Electoral uncertainty getting over and earnings outlook guidance from bellwether companies are some of the key triggers that mutual funds await to start aggressively investing in the equity segment, SUNIL SUBRAMANIAM, managing director and chief executive officer at Sundaram Mutual tells Puneet Wadhwa. Edited excerpts:
What’s your market outlook for the rest of the year?
Market outlook for the year is one of continuing volatility, but expect it to end the financial year on a new high. A fractured mandate will not be initially welcomed by the market and can lead to higher volatility. There may be maybe a correction in case the election outcome springs a surprise. That said, earnings growth will be in line with market expectations and hence there should be a recovery in the overall sentiment in six to nine months. The Nifty50 can hit 12,500 levels by the end of financial year 2019 – 20 (FY20).
The recent rally has been led by foreign flows. What’s keeping mutual funds (MFs) from investing aggressively at the current levels?
Electoral uncertainty getting over, earnings outlook guidance from bellwether companies, strong government and capacity utilisation in economy reaching 80 to 85 per cent are the key triggers that MFs await to start investing in the equity segment. Our investment strategy has been focused on consumption and retail banks from a short-term perspective. However, in the medium-term, the portfolio is tilted towards cyclicals and corporate banks.
Your view on corporate earnings in FY20?
Earnings should be 15 to 17 per cent in large-caps, 18 to 22 per cent in midcaps and 20 to 30 per cent in small-caps. Earnings surprise will come from banking, capital goods & cyclicals and from the auto sector. Information technology (IT) and pharma will continue to underperform consensus estimates.
What are the average cash levels across funds / schemes?
Cash levels are at 3 to 5 per cent across portfolios – up slightly as compared to the last year. Retail flows should continue to be strong post elections also. In fact, infrastructure, cyclical, mid-and small-cap funds have seen good money flow into them since the last one month.

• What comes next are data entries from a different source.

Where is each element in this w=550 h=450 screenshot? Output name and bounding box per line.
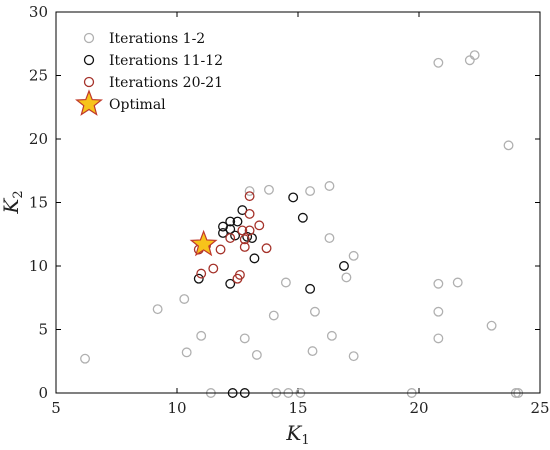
legend-label: Iterations 11-12 (109, 53, 223, 69)
legend-label: Optimal (109, 97, 166, 113)
x-tick-label: 20 (409, 399, 428, 417)
legend: Iterations 1-2 Iterations 11-12 Iterations… (75, 31, 223, 116)
data-point (297, 212, 308, 223)
data-point (324, 233, 335, 244)
data-point (181, 347, 192, 358)
optimal-star-point (189, 229, 218, 257)
data-point (234, 269, 245, 280)
x-axis-label-subscript: 1 (301, 433, 309, 448)
data-point (326, 330, 337, 341)
series-1 (193, 192, 349, 398)
data-point (503, 140, 514, 151)
x-tick-label: 15 (288, 399, 307, 417)
data-point (80, 353, 90, 364)
data-point (433, 333, 444, 344)
data-point (244, 225, 255, 236)
x-axis-label: K1 (285, 421, 309, 448)
data-point (244, 208, 255, 219)
data-point (244, 191, 255, 202)
data-point (179, 294, 190, 304)
x-tick-label: 5 (51, 399, 61, 417)
data-point (348, 351, 359, 362)
y-axis-label-main: K (0, 198, 23, 215)
data-point (242, 231, 253, 242)
legend-star-icon (75, 89, 103, 116)
y-tick-label: 30 (29, 3, 48, 21)
data-point (152, 304, 163, 315)
data-point (251, 349, 262, 360)
legend-item: Iterations 11-12 (83, 53, 223, 69)
data-point (268, 310, 279, 321)
y-tick-label: 5 (38, 321, 48, 339)
data-point (486, 320, 497, 331)
legend-circle-icon (83, 54, 95, 66)
legend-circle-icon (83, 32, 95, 44)
data-point (193, 273, 204, 284)
data-point (280, 277, 291, 288)
data-point (348, 250, 359, 261)
legend-label: Iterations 20-21 (109, 75, 223, 91)
legend-item: Iterations 20-21 (83, 75, 223, 91)
data-point (339, 261, 349, 271)
data-point (239, 333, 250, 344)
data-point (208, 263, 219, 274)
data-point (433, 306, 444, 317)
x-tick-label: 10 (167, 399, 186, 417)
data-point (324, 181, 335, 191)
data-point (232, 216, 243, 227)
data-point (433, 278, 444, 289)
y-tick-label: 20 (29, 130, 48, 148)
data-point (254, 220, 265, 231)
data-point (452, 277, 463, 288)
data-point (244, 186, 255, 197)
data-point (264, 184, 274, 195)
data-point (307, 346, 318, 357)
y-tick-label: 10 (29, 257, 48, 275)
data-point (239, 234, 250, 245)
y-axis-label: K2 (0, 190, 26, 214)
data-point (215, 244, 226, 255)
data-point (196, 330, 207, 341)
series-3 (189, 229, 218, 257)
y-axis-label-subscript: 2 (11, 190, 26, 198)
legend-label: Iterations 1-2 (109, 31, 205, 47)
y-tick-label: 0 (38, 384, 48, 402)
data-point (196, 268, 207, 279)
data-point (433, 57, 444, 68)
data-point (309, 306, 320, 317)
plot-frame (55, 11, 541, 394)
data-point (230, 230, 241, 241)
data-point (225, 278, 236, 289)
x-axis-label-main: K (285, 421, 302, 445)
data-point (249, 253, 260, 264)
data-point (239, 241, 250, 252)
data-point (305, 186, 316, 197)
y-tick-label: 15 (29, 194, 48, 212)
y-tick-label: 25 (29, 67, 48, 85)
data-point (469, 50, 480, 61)
x-tick-label: 25 (530, 399, 549, 417)
legend-circle-icon (83, 76, 95, 88)
data-point (305, 283, 316, 294)
data-point (225, 216, 236, 227)
data-point (261, 243, 272, 254)
data-point (288, 192, 299, 203)
legend-item: Iterations 1-2 (83, 31, 205, 47)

Your overweight and underweight sectors?
Discretionary consumptions, banks and cyclicals are our overweight sectors. On the other hand, IT, Pharma and non-bank finance companies (NBFCs) are our underweights from a 12-month perspective.
Are the markets factoring in the possibility of a higher fiscal deficit due to higher oil prices, especially in an election year?
No, markets are not factoring in this yet. They are in a honeymoon period and not looking at reality. The reason for this has been the supply of foreign money. Domestic fund managers have been smarter and held money in cash. Foreign money came to Indian shores on account of hope of a stable government and the stance of the US Federal Reserve as regards rate cut. This has taken valuations higher. Post elections, the dust will settle in six to nine months in the backdrop of new political equation. The underlying footprint of the economy remains strong.
Flows into Systematic investment plans (SIPs) have slowed over the past few months. Does that in effect reflect that the retail investors are not confident about the road ahead for the markets?
My reading is that investors who had done one-year SIPs have not renewed. That said, there have been no redemption pressures. Investors are waiting for the election-related uncertainty to go away.
How is the distributors coping up with the wiping out of the upfront commission by asset management companies (AMCs)?
The readjustment process is still on. A lot of smaller distributors are a bit worried about their business model. Some of them are even talking to larger companies and larger distributors to see if they can become their employees. New customer acquisition will be the first thing to get a setback. For us, nearly 40 per cent of distributors were on a trail model and are safe. The real impact will come to fore in May in terms of expense ratios and all commissions will get reduced on their existing book. Baring one or two funds, our expense rations will not change.
Do you think the recent developments regarding the delay in redemption in fixed maturity plans will make investors shy away from this segment as well?
A lot of readjustment has taken placed in terms of how NBFCs are getting financed now. The IL&FS issue had a domino effect. The impact of this on closed-ended FMPs will only be felt as they mature over a period of time. We may hear more such cases going ahead, but it is difficult to predict all this right now.